Authors: Wenbo Chen, Haoruo Zhao, Mathieu Tanneau, Pascal Van Hentenryck

ICML 2024 | Conference PDF | Archive PDF | Plain Text | LLM Run Details

Reproducibility Variable Result LLM Response
Research Type Experimental Experimental results are provided to highlight the benefits of the compact optimality verification formulation.
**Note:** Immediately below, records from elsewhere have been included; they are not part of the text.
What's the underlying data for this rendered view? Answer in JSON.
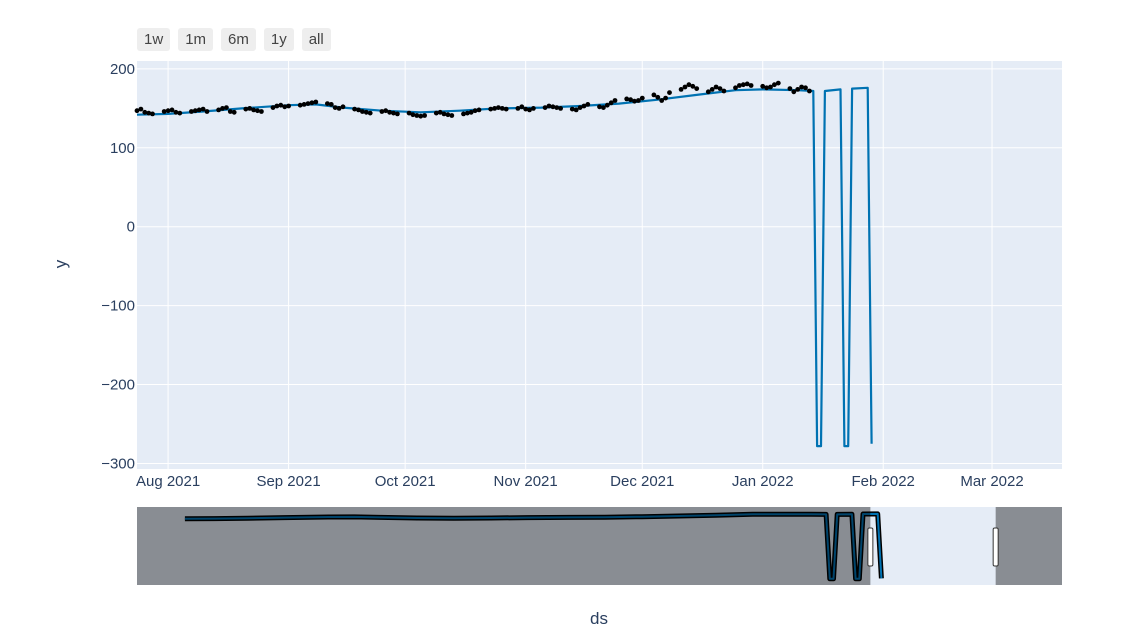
{
  "range_selector": {
    "buttons": [
      {
        "label": "1w"
      },
      {
        "label": "1m"
      },
      {
        "label": "6m"
      },
      {
        "label": "1y"
      },
      {
        "label": "all"
      }
    ]
  },
  "chart_data": {
    "type": "line",
    "title": "",
    "xlabel": "ds",
    "ylabel": "y",
    "ylim": [
      -307,
      210
    ],
    "xlim": [
      "2021-07-24",
      "2022-03-19"
    ],
    "grid": true,
    "plot_bg": "#e5ecf6",
    "yticks": [
      {
        "value": 200,
        "label": "200"
      },
      {
        "value": 100,
        "label": "100"
      },
      {
        "value": 0,
        "label": "0"
      },
      {
        "value": -100,
        "label": "−100"
      },
      {
        "value": -200,
        "label": "−200"
      },
      {
        "value": -300,
        "label": "−300"
      }
    ],
    "xticks": [
      {
        "date": "2021-08-01",
        "label": "Aug 2021"
      },
      {
        "date": "2021-09-01",
        "label": "Sep 2021"
      },
      {
        "date": "2021-10-01",
        "label": "Oct 2021"
      },
      {
        "date": "2021-11-01",
        "label": "Nov 2021"
      },
      {
        "date": "2021-12-01",
        "label": "Dec 2021"
      },
      {
        "date": "2022-01-01",
        "label": "Jan 2022"
      },
      {
        "date": "2022-02-01",
        "label": "Feb 2022"
      },
      {
        "date": "2022-03-01",
        "label": "Mar 2022"
      }
    ],
    "series": [
      {
        "type": "line",
        "color": "#0072B2",
        "points": [
          [
            "2021-07-24",
            142
          ],
          [
            "2021-08-01",
            143
          ],
          [
            "2021-08-10",
            146
          ],
          [
            "2021-08-20",
            150
          ],
          [
            "2021-09-01",
            154
          ],
          [
            "2021-09-08",
            155
          ],
          [
            "2021-09-15",
            151
          ],
          [
            "2021-09-25",
            147
          ],
          [
            "2021-10-05",
            145
          ],
          [
            "2021-10-15",
            147
          ],
          [
            "2021-10-25",
            150
          ],
          [
            "2021-11-05",
            151
          ],
          [
            "2021-11-15",
            153
          ],
          [
            "2021-11-25",
            156
          ],
          [
            "2021-12-05",
            161
          ],
          [
            "2021-12-15",
            167
          ],
          [
            "2021-12-25",
            173
          ],
          [
            "2022-01-01",
            174
          ],
          [
            "2022-01-10",
            173
          ],
          [
            "2022-01-14",
            172
          ],
          [
            "2022-01-15",
            -278
          ],
          [
            "2022-01-16",
            -278
          ],
          [
            "2022-01-17",
            172
          ],
          [
            "2022-01-21",
            174
          ],
          [
            "2022-01-22",
            -278
          ],
          [
            "2022-01-23",
            -278
          ],
          [
            "2022-01-24",
            175
          ],
          [
            "2022-01-28",
            176
          ],
          [
            "2022-01-29",
            -275
          ]
        ]
      },
      {
        "type": "scatter",
        "color": "#000000",
        "points": [
          [
            "2021-07-24",
            147
          ],
          [
            "2021-07-25",
            149
          ],
          [
            "2021-07-26",
            145
          ],
          [
            "2021-07-27",
            144
          ],
          [
            "2021-07-28",
            143
          ],
          [
            "2021-07-31",
            146
          ],
          [
            "2021-08-01",
            147
          ],
          [
            "2021-08-02",
            148
          ],
          [
            "2021-08-03",
            145
          ],
          [
            "2021-08-04",
            144
          ],
          [
            "2021-08-07",
            146
          ],
          [
            "2021-08-08",
            147
          ],
          [
            "2021-08-09",
            148
          ],
          [
            "2021-08-10",
            149
          ],
          [
            "2021-08-11",
            146
          ],
          [
            "2021-08-14",
            148
          ],
          [
            "2021-08-15",
            150
          ],
          [
            "2021-08-16",
            151
          ],
          [
            "2021-08-17",
            146
          ],
          [
            "2021-08-18",
            145
          ],
          [
            "2021-08-21",
            149
          ],
          [
            "2021-08-22",
            150
          ],
          [
            "2021-08-23",
            148
          ],
          [
            "2021-08-24",
            147
          ],
          [
            "2021-08-25",
            146
          ],
          [
            "2021-08-28",
            151
          ],
          [
            "2021-08-29",
            153
          ],
          [
            "2021-08-30",
            154
          ],
          [
            "2021-08-31",
            152
          ],
          [
            "2021-09-01",
            153
          ],
          [
            "2021-09-04",
            154
          ],
          [
            "2021-09-05",
            155
          ],
          [
            "2021-09-06",
            156
          ],
          [
            "2021-09-07",
            157
          ],
          [
            "2021-09-08",
            158
          ],
          [
            "2021-09-11",
            156
          ],
          [
            "2021-09-12",
            155
          ],
          [
            "2021-09-13",
            151
          ],
          [
            "2021-09-14",
            150
          ],
          [
            "2021-09-15",
            152
          ],
          [
            "2021-09-18",
            149
          ],
          [
            "2021-09-19",
            148
          ],
          [
            "2021-09-20",
            146
          ],
          [
            "2021-09-21",
            145
          ],
          [
            "2021-09-22",
            144
          ],
          [
            "2021-09-25",
            146
          ],
          [
            "2021-09-26",
            147
          ],
          [
            "2021-09-27",
            145
          ],
          [
            "2021-09-28",
            144
          ],
          [
            "2021-09-29",
            143
          ],
          [
            "2021-10-02",
            144
          ],
          [
            "2021-10-03",
            142
          ],
          [
            "2021-10-04",
            141
          ],
          [
            "2021-10-05",
            140
          ],
          [
            "2021-10-06",
            141
          ],
          [
            "2021-10-09",
            144
          ],
          [
            "2021-10-10",
            145
          ],
          [
            "2021-10-11",
            143
          ],
          [
            "2021-10-12",
            142
          ],
          [
            "2021-10-13",
            141
          ],
          [
            "2021-10-16",
            143
          ],
          [
            "2021-10-17",
            144
          ],
          [
            "2021-10-18",
            145
          ],
          [
            "2021-10-19",
            147
          ],
          [
            "2021-10-20",
            148
          ],
          [
            "2021-10-23",
            149
          ],
          [
            "2021-10-24",
            150
          ],
          [
            "2021-10-25",
            151
          ],
          [
            "2021-10-26",
            150
          ],
          [
            "2021-10-27",
            149
          ],
          [
            "2021-10-30",
            150
          ],
          [
            "2021-10-31",
            152
          ],
          [
            "2021-11-01",
            149
          ],
          [
            "2021-11-02",
            148
          ],
          [
            "2021-11-03",
            150
          ],
          [
            "2021-11-06",
            151
          ],
          [
            "2021-11-07",
            153
          ],
          [
            "2021-11-08",
            152
          ],
          [
            "2021-11-09",
            151
          ],
          [
            "2021-11-10",
            150
          ],
          [
            "2021-11-13",
            149
          ],
          [
            "2021-11-14",
            148
          ],
          [
            "2021-11-15",
            151
          ],
          [
            "2021-11-16",
            153
          ],
          [
            "2021-11-17",
            155
          ],
          [
            "2021-11-20",
            152
          ],
          [
            "2021-11-21",
            151
          ],
          [
            "2021-11-22",
            154
          ],
          [
            "2021-11-23",
            157
          ],
          [
            "2021-11-24",
            160
          ],
          [
            "2021-11-27",
            162
          ],
          [
            "2021-11-28",
            161
          ],
          [
            "2021-11-29",
            159
          ],
          [
            "2021-11-30",
            160
          ],
          [
            "2021-12-01",
            163
          ],
          [
            "2021-12-04",
            167
          ],
          [
            "2021-12-05",
            164
          ],
          [
            "2021-12-06",
            160
          ],
          [
            "2021-12-07",
            163
          ],
          [
            "2021-12-08",
            170
          ],
          [
            "2021-12-11",
            174
          ],
          [
            "2021-12-12",
            177
          ],
          [
            "2021-12-13",
            180
          ],
          [
            "2021-12-14",
            178
          ],
          [
            "2021-12-15",
            175
          ],
          [
            "2021-12-18",
            171
          ],
          [
            "2021-12-19",
            174
          ],
          [
            "2021-12-20",
            177
          ],
          [
            "2021-12-21",
            175
          ],
          [
            "2021-12-22",
            172
          ],
          [
            "2021-12-25",
            176
          ],
          [
            "2021-12-26",
            179
          ],
          [
            "2021-12-27",
            180
          ],
          [
            "2021-12-28",
            181
          ],
          [
            "2021-12-29",
            179
          ],
          [
            "2022-01-01",
            178
          ],
          [
            "2022-01-02",
            176
          ],
          [
            "2022-01-03",
            177
          ],
          [
            "2022-01-04",
            180
          ],
          [
            "2022-01-05",
            182
          ],
          [
            "2022-01-08",
            175
          ],
          [
            "2022-01-09",
            171
          ],
          [
            "2022-01-10",
            174
          ],
          [
            "2022-01-11",
            177
          ],
          [
            "2022-01-12",
            176
          ],
          [
            "2022-01-13",
            172
          ]
        ]
      }
    ],
    "rangeslider": {
      "range": [
        "2021-07-11",
        "2022-03-19"
      ],
      "selected": [
        "2022-01-26",
        "2022-03-01"
      ]
    }
  }
}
Extensive experiments show the compact formulation, together with the primal heuristic, can effectively verify optimization proxies for large-scale DC-OPF problems and knapsack problems.
Researcher Affiliation Academia 1H. Milton Stewart School of Industrial and Systems Engineering, Georgia Institute of Technology, Atlanta, USA 2NSF Artificial Intelligence Research Institute for Advances in Optimization (AI4OPT), USA. Correspondence to: Wenbo Chen <wenbo.chen@gatech.edu>.
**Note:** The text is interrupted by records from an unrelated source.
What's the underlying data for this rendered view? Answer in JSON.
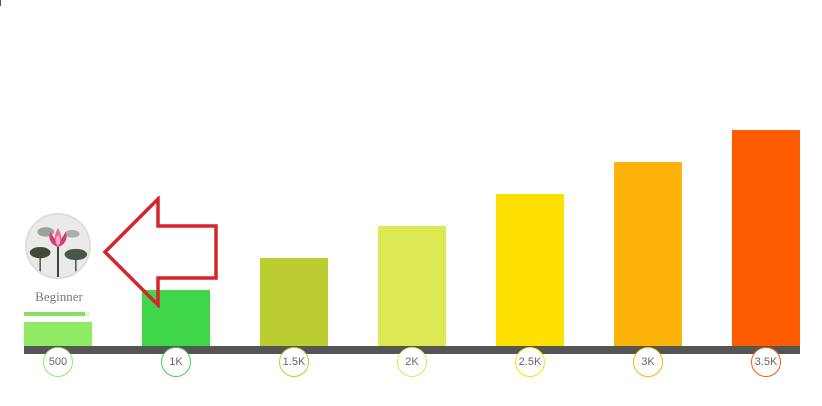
{
  "profile": {
    "avatar_icon": "lotus-flower-photo",
    "level_name": "Beginner",
    "level_progress": 0.92
  },
  "pointer": {
    "icon": "left-arrow-outline",
    "color": "#d6242c"
  },
  "tiers": [
    {
      "label": "500",
      "value": 500,
      "color": "#90ea64"
    },
    {
      "label": "1K",
      "value": 1000,
      "color": "#3fd64a"
    },
    {
      "label": "1.5K",
      "value": 1500,
      "color": "#bccd31"
    },
    {
      "label": "2K",
      "value": 2000,
      "color": "#dce952"
    },
    {
      "label": "2.5K",
      "value": 2500,
      "color": "#fde000"
    },
    {
      "label": "3K",
      "value": 3000,
      "color": "#feb30a"
    },
    {
      "label": "3.5K",
      "value": 3500,
      "color": "#fe5c00"
    }
  ],
  "chart_data": {
    "type": "bar",
    "categories": [
      "500",
      "1K",
      "1.5K",
      "2K",
      "2.5K",
      "3K",
      "3.5K"
    ],
    "values": [
      500,
      1000,
      1500,
      2000,
      2500,
      3000,
      3500
    ],
    "title": "",
    "xlabel": "",
    "ylabel": "",
    "ylim": [
      0,
      3500
    ]
  }
}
Pseudocode Yes Algorithm 1 Projected Gradient Attack with Value Function Approximation (PGA-VFA) and Algorithm 2 Hypersimplex Projection via Binary Search
Open Source Code No The paper discusses the tools and libraries used (e.g., PyTorch, Gurobi) but does not provide an explicit statement about releasing its own source code or a link to a repository for the methodology described in the paper.
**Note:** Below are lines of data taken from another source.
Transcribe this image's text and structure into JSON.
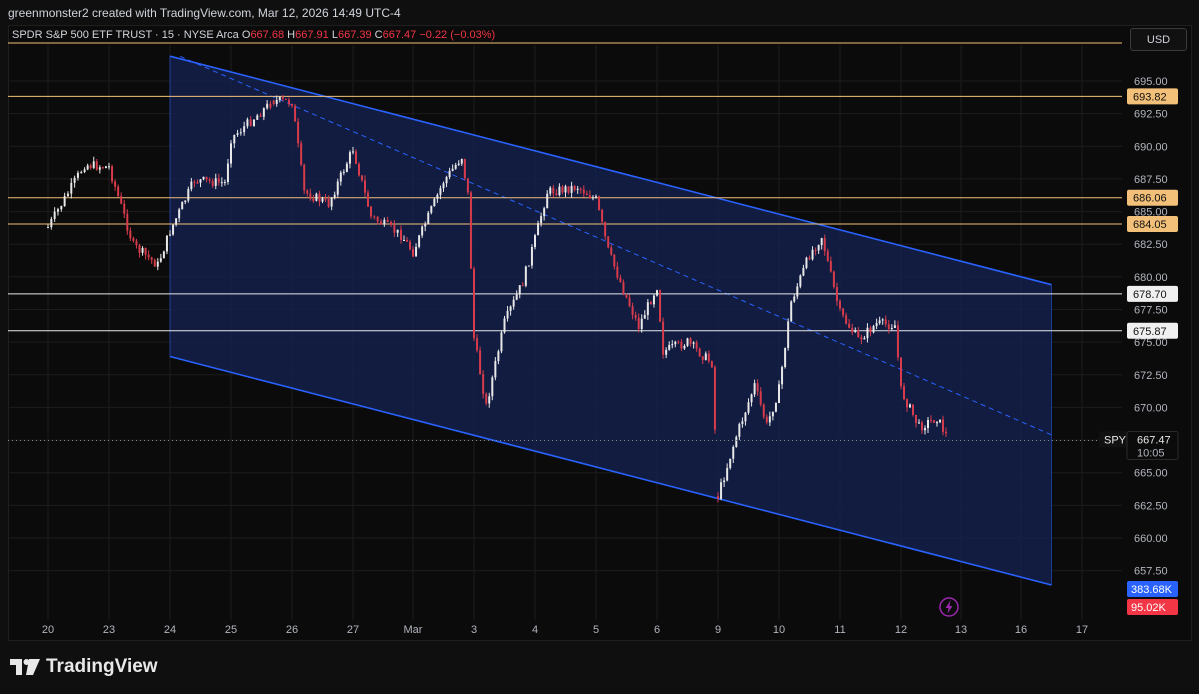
{
  "credit": "greenmonster2 created with TradingView.com, Mar 12, 2026 14:49 UTC-4",
  "legend": {
    "title": "SPDR S&P 500 ETF TRUST · 15 · NYSE Arca",
    "o_label": "O",
    "o_value": "667.68",
    "h_label": "H",
    "h_value": "667.91",
    "l_label": "L",
    "l_value": "667.39",
    "c_label": "C",
    "c_value": "667.47",
    "change": "−0.22 (−0.03%)"
  },
  "currency": "USD",
  "brand": "TradingView",
  "icons": {
    "brand_logo": "tradingview-logo-icon",
    "bolt": "lightning-bolt-icon"
  },
  "colors": {
    "up": "#e8e8e8",
    "down": "#d83b4b",
    "channel": "#2962ff",
    "channel_fill": "#13204a",
    "level_orange": "#f2c078",
    "level_white": "#e8e8e8",
    "volume_blue": "#2962ff",
    "volume_red": "#f23645"
  },
  "chart_data": {
    "type": "candlestick",
    "symbol": "SPY",
    "interval": "15",
    "ylim": [
      655.0,
      697.0
    ],
    "y_ticks": [
      "695.00",
      "692.50",
      "690.00",
      "687.50",
      "685.00",
      "682.50",
      "680.00",
      "677.50",
      "675.00",
      "672.50",
      "670.00",
      "667.50",
      "665.00",
      "662.50",
      "660.00",
      "657.50"
    ],
    "x_ticks": [
      "20",
      "23",
      "24",
      "25",
      "26",
      "27",
      "Mar",
      "3",
      "4",
      "5",
      "6",
      "9",
      "10",
      "11",
      "12",
      "13",
      "16",
      "17"
    ],
    "horizontal_levels": [
      {
        "value": 693.82,
        "label": "693.82",
        "style": "orange"
      },
      {
        "value": 686.06,
        "label": "686.06",
        "style": "orange"
      },
      {
        "value": 684.05,
        "label": "684.05",
        "style": "orange"
      },
      {
        "value": 678.7,
        "label": "678.70",
        "style": "white"
      },
      {
        "value": 675.87,
        "label": "675.87",
        "style": "white"
      },
      {
        "value": 698.1,
        "label": "",
        "style": "orange"
      }
    ],
    "last_price": {
      "symbol": "SPY",
      "value": "667.47",
      "countdown": "10:05"
    },
    "volume_labels": [
      {
        "label": "383.68K",
        "style": "blue"
      },
      {
        "label": "95.02K",
        "style": "red"
      }
    ],
    "channel": {
      "upper": [
        {
          "x": "24",
          "y": 696.9
        },
        {
          "x": "16.5",
          "y": 679.4
        }
      ],
      "lower": [
        {
          "x": "24",
          "y": 673.9
        },
        {
          "x": "16.5",
          "y": 656.4
        }
      ],
      "mid_dashed": true
    },
    "price_path": [
      {
        "x": "20",
        "y": 683.8
      },
      {
        "x": "20.6",
        "y": 688.6
      },
      {
        "x": "23",
        "y": 688.4
      },
      {
        "x": "23.4",
        "y": 682.4
      },
      {
        "x": "23.8",
        "y": 680.9
      },
      {
        "x": "24",
        "y": 683.5
      },
      {
        "x": "24.4",
        "y": 687.4
      },
      {
        "x": "24.9",
        "y": 687.2
      },
      {
        "x": "25",
        "y": 690.6
      },
      {
        "x": "25.7",
        "y": 693.5
      },
      {
        "x": "26",
        "y": 693.4
      },
      {
        "x": "26.2",
        "y": 686.5
      },
      {
        "x": "26.6",
        "y": 685.6
      },
      {
        "x": "27",
        "y": 689.8
      },
      {
        "x": "27.3",
        "y": 684.6
      },
      {
        "x": "27.8",
        "y": 683.2
      },
      {
        "x": "Mar",
        "y": 681.9
      },
      {
        "x": "Mar.5",
        "y": 687.3
      },
      {
        "x": "Mar.8",
        "y": 689.2
      },
      {
        "x": "Mar.9",
        "y": 686.3
      },
      {
        "x": "3",
        "y": 675.3
      },
      {
        "x": "3.2",
        "y": 670.1
      },
      {
        "x": "3.5",
        "y": 676.5
      },
      {
        "x": "3.8",
        "y": 679.6
      },
      {
        "x": "4",
        "y": 682.9
      },
      {
        "x": "4.2",
        "y": 686.5
      },
      {
        "x": "4.7",
        "y": 686.9
      },
      {
        "x": "5",
        "y": 685.9
      },
      {
        "x": "5.2",
        "y": 682.0
      },
      {
        "x": "5.5",
        "y": 678.4
      },
      {
        "x": "5.7",
        "y": 676.2
      },
      {
        "x": "6",
        "y": 679.3
      },
      {
        "x": "6.1",
        "y": 674.3
      },
      {
        "x": "6.5",
        "y": 675.0
      },
      {
        "x": "6.9",
        "y": 673.4
      },
      {
        "x": "9",
        "y": 663.2
      },
      {
        "x": "9.3",
        "y": 667.8
      },
      {
        "x": "9.6",
        "y": 671.7
      },
      {
        "x": "9.8",
        "y": 668.6
      },
      {
        "x": "10",
        "y": 671.4
      },
      {
        "x": "10.2",
        "y": 678.1
      },
      {
        "x": "10.5",
        "y": 681.7
      },
      {
        "x": "10.7",
        "y": 683.1
      },
      {
        "x": "10.9",
        "y": 679.1
      },
      {
        "x": "11",
        "y": 677.2
      },
      {
        "x": "11.3",
        "y": 675.2
      },
      {
        "x": "11.6",
        "y": 676.4
      },
      {
        "x": "11.9",
        "y": 676.3
      },
      {
        "x": "12",
        "y": 671.3
      },
      {
        "x": "12.3",
        "y": 668.5
      },
      {
        "x": "12.6",
        "y": 669.2
      },
      {
        "x": "12.8",
        "y": 667.47
      }
    ]
  }
}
Open Datasets Yes The optimality verification for DCOPF proxies is evaluated over IEEE 57-/118-/300-bus and Pegase 1354-bus test cases from the PGLib library (Babaeinejadsarookolaee et al., 2019).
Dataset Splits No The paper describes how instances are generated for evaluation and that optimization proxies are trained, but it does not provide explicit training, validation, and test dataset splits in terms of percentages, absolute counts, or references to predefined splits for the experimental setup.
Hardware Specification Yes Experiments are conducted on dual Intel Xeon 6226@2.7GHz machines running Linux on the cluster.
Software Dependencies Yes All verification problems are solved with Gurobi 10.0 (Gurobi Optimization, LLC, 2023) using 16 threads...
Experiment Setup Yes PGA-VFA is executed in parallel, across 200 threads, using the acceleration techniques of Section 5. The initial step size is 10^-3, and is reduced by a factor 10 if no improvement is recorded over 10 iterations. Finally, PGA-VFA is stopped if no improved solution is found after 20 consecutive iterations, or a maximum of 500 iterations is reached. All verification problems are solved with Gurobi 10.0 (Gurobi Optimization, LLC, 2023) using 16 threads and a 6-hour time limit.